84  

Она приняла трижды запечатанное послание, надпись на котором возбудила ее любопытство.

— Какой странный цвет чернил, герр канцлер!

— Это не чернила, графиня. Это кровь!

***

Растянувшись на постели и глядя в окно, где вечернее солнце опускалось за лес на горизонте, Аврора предавалась фантазиям. Приближение вечера принесло желанную свежесть, но она ее не чувствовала. Письмо лежало на стеганом одеяле из голубого дамаста, касаясь ее руки. Она то и дело брала его и перечитывала, упиваясь каждым словом, повергавшим ее в сладостное волнение:

«Вы отворили мне кровь, и правильно сделали! Только кровь способна смыть оскорбление, которое я посмел вам нанести. Весь я, и моя душа, и это злосчастное тело, вам неприятен, меж тем я не перестаю к вам взывать! Я люблю вас... да, люблю! Я одержим вами и страдаю без вас. Умоляю, сжальтесь, не лишайте меня счастья видеть вас рядом с моей матушкой, любить вас хотя бы издали и, быть может, касаться порой вашей руки... Вы — моя сладостная пытка. Пожалейте несчастного, который мечтает утонуть в чистой влаге ваших огромных глаз, охладить ею пламя страсти, которое вы в нем разожгли...»

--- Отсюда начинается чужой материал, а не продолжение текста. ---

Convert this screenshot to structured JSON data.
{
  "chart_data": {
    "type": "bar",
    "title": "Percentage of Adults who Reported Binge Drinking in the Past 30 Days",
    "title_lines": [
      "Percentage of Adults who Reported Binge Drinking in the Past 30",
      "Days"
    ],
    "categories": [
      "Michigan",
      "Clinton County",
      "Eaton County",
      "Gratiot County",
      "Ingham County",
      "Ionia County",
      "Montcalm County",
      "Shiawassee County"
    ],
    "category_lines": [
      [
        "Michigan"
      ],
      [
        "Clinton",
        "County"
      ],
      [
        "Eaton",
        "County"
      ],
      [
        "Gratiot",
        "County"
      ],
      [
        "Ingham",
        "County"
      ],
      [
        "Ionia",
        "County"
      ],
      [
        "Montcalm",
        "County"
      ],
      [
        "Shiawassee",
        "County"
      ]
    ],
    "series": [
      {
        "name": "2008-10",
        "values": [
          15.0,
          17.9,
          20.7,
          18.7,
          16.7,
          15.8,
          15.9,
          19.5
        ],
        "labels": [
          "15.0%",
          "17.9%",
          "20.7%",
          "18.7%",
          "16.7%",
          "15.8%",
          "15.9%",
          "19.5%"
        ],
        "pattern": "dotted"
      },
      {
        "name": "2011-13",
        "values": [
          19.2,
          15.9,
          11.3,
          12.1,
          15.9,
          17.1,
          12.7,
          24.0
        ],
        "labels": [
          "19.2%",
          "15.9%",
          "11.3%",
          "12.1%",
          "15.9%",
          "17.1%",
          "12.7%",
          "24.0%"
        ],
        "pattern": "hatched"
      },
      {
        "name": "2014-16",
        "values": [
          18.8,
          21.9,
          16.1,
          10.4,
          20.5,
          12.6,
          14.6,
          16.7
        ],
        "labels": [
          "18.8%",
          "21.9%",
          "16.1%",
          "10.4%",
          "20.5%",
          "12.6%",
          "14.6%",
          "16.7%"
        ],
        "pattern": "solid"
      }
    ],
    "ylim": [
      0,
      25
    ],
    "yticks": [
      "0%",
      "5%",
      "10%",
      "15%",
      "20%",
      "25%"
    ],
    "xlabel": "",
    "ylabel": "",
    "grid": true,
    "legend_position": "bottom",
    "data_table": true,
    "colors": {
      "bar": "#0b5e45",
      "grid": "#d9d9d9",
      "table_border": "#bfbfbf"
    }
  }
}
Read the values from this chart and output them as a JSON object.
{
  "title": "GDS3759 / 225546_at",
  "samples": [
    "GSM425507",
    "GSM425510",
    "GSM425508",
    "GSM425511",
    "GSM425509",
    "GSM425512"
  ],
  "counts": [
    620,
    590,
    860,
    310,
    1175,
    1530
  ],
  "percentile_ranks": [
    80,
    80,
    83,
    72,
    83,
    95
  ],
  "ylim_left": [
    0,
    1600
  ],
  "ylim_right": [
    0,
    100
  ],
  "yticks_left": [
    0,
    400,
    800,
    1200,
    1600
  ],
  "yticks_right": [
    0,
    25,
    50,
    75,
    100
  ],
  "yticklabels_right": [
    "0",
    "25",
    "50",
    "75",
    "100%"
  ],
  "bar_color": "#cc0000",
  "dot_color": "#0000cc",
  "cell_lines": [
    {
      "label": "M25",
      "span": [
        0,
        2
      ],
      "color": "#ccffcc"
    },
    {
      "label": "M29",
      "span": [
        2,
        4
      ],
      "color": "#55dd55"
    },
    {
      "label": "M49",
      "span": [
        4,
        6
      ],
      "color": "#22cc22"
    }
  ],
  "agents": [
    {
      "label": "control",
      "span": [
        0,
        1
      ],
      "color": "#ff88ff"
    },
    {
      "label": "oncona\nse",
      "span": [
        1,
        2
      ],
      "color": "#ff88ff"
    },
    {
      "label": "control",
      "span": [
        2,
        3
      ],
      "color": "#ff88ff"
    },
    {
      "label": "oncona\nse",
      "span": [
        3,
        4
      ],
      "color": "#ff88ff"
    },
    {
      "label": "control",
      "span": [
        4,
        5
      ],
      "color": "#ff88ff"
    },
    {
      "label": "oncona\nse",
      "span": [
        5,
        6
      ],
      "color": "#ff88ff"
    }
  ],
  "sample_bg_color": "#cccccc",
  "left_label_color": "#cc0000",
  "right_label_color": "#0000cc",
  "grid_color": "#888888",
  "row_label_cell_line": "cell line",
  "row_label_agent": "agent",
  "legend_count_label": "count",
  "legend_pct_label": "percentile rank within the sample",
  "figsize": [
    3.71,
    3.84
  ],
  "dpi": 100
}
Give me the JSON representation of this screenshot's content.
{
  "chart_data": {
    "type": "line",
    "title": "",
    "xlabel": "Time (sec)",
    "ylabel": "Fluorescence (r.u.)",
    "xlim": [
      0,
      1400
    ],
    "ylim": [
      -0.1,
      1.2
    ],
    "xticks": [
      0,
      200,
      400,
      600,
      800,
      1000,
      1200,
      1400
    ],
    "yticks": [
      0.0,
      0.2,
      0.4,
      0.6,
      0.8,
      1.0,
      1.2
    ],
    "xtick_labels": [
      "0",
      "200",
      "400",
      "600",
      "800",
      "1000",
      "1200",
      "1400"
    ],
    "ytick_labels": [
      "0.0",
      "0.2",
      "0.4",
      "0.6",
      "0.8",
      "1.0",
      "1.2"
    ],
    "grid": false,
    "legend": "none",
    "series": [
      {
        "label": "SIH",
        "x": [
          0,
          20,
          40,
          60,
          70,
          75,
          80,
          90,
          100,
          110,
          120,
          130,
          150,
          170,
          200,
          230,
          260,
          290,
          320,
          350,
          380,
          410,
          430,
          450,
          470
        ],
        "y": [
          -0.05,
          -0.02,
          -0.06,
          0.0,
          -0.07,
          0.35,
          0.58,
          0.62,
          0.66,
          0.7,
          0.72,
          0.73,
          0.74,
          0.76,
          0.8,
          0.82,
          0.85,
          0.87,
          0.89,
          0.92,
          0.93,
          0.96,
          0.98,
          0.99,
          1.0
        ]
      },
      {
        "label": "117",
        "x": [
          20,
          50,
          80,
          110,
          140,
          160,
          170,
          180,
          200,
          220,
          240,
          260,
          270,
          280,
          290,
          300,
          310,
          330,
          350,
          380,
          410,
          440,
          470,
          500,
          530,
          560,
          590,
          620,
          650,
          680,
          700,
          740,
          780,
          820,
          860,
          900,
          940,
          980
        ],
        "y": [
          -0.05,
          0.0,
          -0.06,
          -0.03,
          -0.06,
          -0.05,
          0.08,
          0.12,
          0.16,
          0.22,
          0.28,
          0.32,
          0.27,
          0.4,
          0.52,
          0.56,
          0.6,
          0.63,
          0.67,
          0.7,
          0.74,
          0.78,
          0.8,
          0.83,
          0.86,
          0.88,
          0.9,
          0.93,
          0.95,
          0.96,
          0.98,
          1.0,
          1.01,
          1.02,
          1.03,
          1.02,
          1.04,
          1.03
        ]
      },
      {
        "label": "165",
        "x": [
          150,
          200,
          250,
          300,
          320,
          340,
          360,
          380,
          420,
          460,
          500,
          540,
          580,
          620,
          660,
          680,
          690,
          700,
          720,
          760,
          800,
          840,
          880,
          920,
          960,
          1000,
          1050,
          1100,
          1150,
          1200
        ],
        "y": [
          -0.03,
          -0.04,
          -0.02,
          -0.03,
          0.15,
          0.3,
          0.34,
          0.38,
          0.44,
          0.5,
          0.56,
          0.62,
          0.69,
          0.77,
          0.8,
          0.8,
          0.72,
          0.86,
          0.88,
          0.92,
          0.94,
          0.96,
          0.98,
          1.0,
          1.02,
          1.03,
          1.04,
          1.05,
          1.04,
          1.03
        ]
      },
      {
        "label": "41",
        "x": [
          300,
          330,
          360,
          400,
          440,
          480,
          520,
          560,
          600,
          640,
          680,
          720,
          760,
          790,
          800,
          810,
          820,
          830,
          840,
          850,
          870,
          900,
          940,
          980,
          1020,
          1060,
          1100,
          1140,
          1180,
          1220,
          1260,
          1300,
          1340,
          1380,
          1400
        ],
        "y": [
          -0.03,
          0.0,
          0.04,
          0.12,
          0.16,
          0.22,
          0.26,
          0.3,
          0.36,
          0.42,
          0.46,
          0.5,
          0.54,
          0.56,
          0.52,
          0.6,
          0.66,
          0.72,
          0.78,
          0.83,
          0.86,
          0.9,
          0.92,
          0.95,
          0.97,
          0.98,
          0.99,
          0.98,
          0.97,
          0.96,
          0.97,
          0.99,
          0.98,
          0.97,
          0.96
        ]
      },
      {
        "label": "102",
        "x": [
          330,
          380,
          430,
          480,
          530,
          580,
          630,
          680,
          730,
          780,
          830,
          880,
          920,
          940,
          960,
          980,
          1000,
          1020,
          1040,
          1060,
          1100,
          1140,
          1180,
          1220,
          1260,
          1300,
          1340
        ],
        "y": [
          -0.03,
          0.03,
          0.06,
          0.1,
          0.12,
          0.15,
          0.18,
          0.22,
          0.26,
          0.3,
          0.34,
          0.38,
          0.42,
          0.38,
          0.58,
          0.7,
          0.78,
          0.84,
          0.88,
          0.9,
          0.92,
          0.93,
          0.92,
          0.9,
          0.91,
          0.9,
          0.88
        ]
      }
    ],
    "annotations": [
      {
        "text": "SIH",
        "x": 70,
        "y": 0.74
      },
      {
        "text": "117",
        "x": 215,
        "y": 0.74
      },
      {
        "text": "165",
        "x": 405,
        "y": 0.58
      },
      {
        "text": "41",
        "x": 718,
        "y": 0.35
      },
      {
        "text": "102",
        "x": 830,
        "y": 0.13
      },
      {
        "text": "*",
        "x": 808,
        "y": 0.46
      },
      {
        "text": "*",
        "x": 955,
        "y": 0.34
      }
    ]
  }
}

Целых две страницы, и все в подобном духе! На них Фридрих Август и клялся в покорности, и испускал стоны любви. А под конец — и это главное! — обещал отправить в Ганновер новое посольство, чтобы вытребовать по крайней мере останки Кенигсмарка...

***

На следующий день Аврора явилась в назначенный протоколом час во дворец, чтобы присутствовать при утреннем выходе Анны Софии.

Если ее появление и привлекло всеобщее внимание, никто из любопытных не показал своей заинтересованности. Ее королевское высочество встретила ее улыбкой и высказала удовлетворение тем, что она поправилась от недомогания, разлучившего их на несколько дней. Придворные дамы с одобрением взирали на темно-фиолетовый муар и белый муслин ее наряда, одновременно элегантного и строгого. Елизавета фон Менкен заключила ее в объятия. Супруга Фридриха Августа по причине вывихнутой лодыжки отсутствовала. Свекровь велела выяснить, как она себя чувствует, и, получив успокоительные известия, пообещала нанести ей днем визит и подбодрить, в чем бедняжка, понятно, очень нуждалась. Молодой курфюрст тоже не показывался. Он снова удалился в свой замок Морицбург, который, похоже, занимал в его жизни важное место.

— Бесспорно, это красивый уголок, — стала объяснять Елизавета, беря Аврору под руку. Медленную прогулку вдовствующей государыни по утопающей в цветах террасе с видом на излучину Эльбы сопровождала шуршащая шелками процессия придворных дам. — Он уже давал там пышные пиры, и я не удивлюсь, если готовится новый... Возможно, он дал вам знать о себе? — шепотом спросила она Аврору, прикрывая веером рот.

Рука девушки невольно легла на вырез платья, как будто ей требовалось подтверждение, что письмо, столько раз прочитанное и уже заученное наизусть, хранится, невидимое, но придающее ей уверенности, под корсажем.

— Он написал мне письмо, — призналась она тоже шепотом.

— Чудесно! Вы ответили?

— Еще нет.

— А следовало бы...

— Я непременно это сделаю!

Она не переставала обдумывать ответ. Как ни странно, при всей ее легкости обращения с пером ей никак не удавалось мысленно составить текст, который бы полностью ее устроил.

Тем же вечером Бехлинг принес ей новое послание: принц объяснял, что удалился, чтобы как следует поразмыслить. Он брал на себя смелость надеяться, что его грех отпущен, в противном случае им овладеет беспросветное отчаяние, и тогда ему останется только умереть, чтобы положить конец мучительным душевным мукам...

Дальше молчать было невозможно, тем более что старик канцлер предупреждал, что назавтра отправится к Его высочеству.

— Я должен сообщить ему о ваших чувствах...Нельзя так долго испытывать его терпение, это слишком жестоко!

После напряженных раздумий, испортив целую стопку бумаги, девушка выразила свое отношение следующим полным почтительной дипломатичности образом:

«Частным лицам не престало судить суверенов, вот и я не знаю, как отнестись к Вашему высочеству. Уважение не позволяет вынести вам приговор, тем более пожелать вам погибели. Подумайте сами, могу ли желать вашей смерти я, испытывающая к вам столько признательности и уважения» [8].